China–Paraguay relations
- China: Paraguay

= China–Paraguay relations =

Paraguay has never established diplomatic relations with the People's Republic of China (PRC), but it has maintained diplomatic relations with the Republic of China (Taiwan) since 1957.

PRC affairs in Paraguay are handled by the Consulate General of China in São Paulo, Brazil. Paraguayan affairs with the PRC are handled by their Embassy in South Korea, while their affairs with Hong Kong and Macau are handled by their Embassy in Japan.

== History ==
During the Cold War, the Paraguayan government pursued anti-communism and had little trade with the PRC and other socialist countries.

In 1957, the Republic of Paraguay established diplomatic relations with Taiwan. In 1989, China sent diplomats to negotiate with Paraguayan President Andrés Rodríguez on the establishment of diplomatic relations, but was unsuccessful. Paraguay currently maintains diplomatic relations with Taiwan, but not with China. Paraguay is currently the only South American country that has diplomatic relations with Taiwan.
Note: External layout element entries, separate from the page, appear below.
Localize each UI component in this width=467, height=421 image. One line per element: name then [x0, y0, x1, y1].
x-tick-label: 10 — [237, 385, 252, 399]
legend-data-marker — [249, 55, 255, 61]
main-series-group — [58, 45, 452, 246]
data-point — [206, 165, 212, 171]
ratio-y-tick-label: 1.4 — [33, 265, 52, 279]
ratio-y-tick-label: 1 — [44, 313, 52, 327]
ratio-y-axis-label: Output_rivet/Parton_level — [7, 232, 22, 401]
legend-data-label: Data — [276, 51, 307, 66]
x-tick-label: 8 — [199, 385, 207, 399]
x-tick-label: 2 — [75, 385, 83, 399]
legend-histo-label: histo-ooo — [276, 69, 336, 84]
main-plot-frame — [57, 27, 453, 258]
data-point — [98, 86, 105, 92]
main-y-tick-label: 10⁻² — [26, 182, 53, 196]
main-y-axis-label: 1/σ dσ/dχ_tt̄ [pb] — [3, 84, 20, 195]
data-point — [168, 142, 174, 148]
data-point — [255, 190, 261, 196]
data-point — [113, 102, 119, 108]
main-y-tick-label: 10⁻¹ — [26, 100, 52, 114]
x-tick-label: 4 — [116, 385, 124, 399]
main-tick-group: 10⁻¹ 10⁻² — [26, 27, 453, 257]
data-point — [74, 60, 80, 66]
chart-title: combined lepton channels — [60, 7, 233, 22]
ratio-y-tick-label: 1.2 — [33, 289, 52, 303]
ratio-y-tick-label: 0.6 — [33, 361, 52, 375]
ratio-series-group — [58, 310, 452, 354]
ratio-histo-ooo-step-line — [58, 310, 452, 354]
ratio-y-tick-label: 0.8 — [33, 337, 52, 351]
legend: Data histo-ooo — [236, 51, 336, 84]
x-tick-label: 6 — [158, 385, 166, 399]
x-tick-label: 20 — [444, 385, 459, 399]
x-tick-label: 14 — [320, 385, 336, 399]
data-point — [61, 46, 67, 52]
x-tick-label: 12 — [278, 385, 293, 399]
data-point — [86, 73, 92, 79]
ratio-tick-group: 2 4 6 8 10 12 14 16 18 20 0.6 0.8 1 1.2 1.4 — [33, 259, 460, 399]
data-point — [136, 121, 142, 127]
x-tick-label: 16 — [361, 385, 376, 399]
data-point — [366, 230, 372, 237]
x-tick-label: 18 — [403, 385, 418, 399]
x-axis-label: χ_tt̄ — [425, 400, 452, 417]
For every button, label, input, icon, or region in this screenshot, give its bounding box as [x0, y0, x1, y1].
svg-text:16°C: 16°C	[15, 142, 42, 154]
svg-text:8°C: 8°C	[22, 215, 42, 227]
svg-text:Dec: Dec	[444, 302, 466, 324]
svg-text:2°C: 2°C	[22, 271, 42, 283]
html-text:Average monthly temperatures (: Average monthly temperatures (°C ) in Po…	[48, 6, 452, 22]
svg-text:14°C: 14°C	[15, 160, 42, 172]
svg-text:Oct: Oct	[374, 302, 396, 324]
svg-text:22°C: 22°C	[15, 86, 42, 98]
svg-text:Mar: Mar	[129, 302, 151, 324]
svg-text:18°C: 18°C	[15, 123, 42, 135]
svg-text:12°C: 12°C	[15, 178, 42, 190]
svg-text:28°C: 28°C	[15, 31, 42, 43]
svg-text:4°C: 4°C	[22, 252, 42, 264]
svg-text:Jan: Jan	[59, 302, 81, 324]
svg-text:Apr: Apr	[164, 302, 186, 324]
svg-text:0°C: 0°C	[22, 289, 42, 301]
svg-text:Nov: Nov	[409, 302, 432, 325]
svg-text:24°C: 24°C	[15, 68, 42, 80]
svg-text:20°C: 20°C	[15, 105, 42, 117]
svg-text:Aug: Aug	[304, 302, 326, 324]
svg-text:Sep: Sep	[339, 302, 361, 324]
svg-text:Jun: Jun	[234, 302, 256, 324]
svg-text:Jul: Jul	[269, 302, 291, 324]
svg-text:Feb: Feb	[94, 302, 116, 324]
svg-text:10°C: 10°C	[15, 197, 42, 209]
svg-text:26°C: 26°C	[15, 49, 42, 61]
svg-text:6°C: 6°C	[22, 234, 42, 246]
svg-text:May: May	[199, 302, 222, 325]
From 1995 to 1997, Paraguay had a consulate in British Hong Kong, but it was closed on the eve of Hong Kong's return to China.

In September 1997, during his attendance at the UN General Assembly, Vice Premier and Foreign Minister Qian Qichen of China met with Paraguayan Foreign Minister Rubén Melgarejo Ransoni. Both agreed that the two countries' permanent missions in the United Nations would be to discuss the establishment of trade representative offices in each other's countries. However, this was ultimately unsuccessful.

On January 9, 2015, Paraguayan Foreign Minister Loizaga led a delegation to Beijing to attend the first ministerial meeting of the China-CELAC Forum. The Paraguayan delegation attended the second and third ministerial meetings of the China-CELAC Forum in 2018 and 2021, respectively.

On April 17, 2020, the Paraguayan Senate formally voted on a motion to establish diplomatic relations with China. The motion was proposed by the left-wing political party alliance Frente Guasú, which believed that turning to China would promote cooperation between the two sides and exchange Paraguayan agricultural products for epidemic prevention materials from China. 41 of 45 senators voted, and the resolution was not passed with 16 votes in favor and 25 votes against.

Before the 2023 Paraguayan general election, Efraín Alegre, a candidate for the Authentic Radical Liberal Party, said that if he won the election in April, he would establish diplomatic relations with China. However, in the general election at the end of April, Alegre lost.

In 2024, Flax Typhoon, an advanced persistent threat linked to the Chinese state, was found to have infiltrated government networks. Chinese firm Huawei has also been accused of spying on Taiwanese diplomats in Paraguay. In 2024, Xu Wei, Minister-Counselor of the Latin American Department of China, attempted to lobby members of the Paraguayan Congress to sever diplomatic ties with Taiwan and establish diplomatic ties with China. The Paraguayan Ministry of Foreign Affairs announced that Xu Wei was considered persona non grata for interfering in internal affairs, revoked his visa and expelled him from the country.

== Economic relations ==
According to statistics from the General Administration of Customs of China, the total trade volume between China and Paraguay in 2019 was US$1.447 billion, of which China's exports amounted to US$1.431 billion and imports amounted to US$0.16 billion, down 15.4%, 14.4% and 59.3% year-on-year respectively.

On October 18, 2018, Qin Gang, Vice Foreign Minister of the China, held the Sixth China-MERCOSUR Dialogue with Uruguayan Vice Foreign Minister Ariel Bergamino, Brazilian Vice Foreign Minister António Costa, Paraguayan Vice Foreign Minister Delgadillo, and Argentine Deputy Secretary of State for Foreign Affairs Arana in Montevideo, the capital of Uruguay.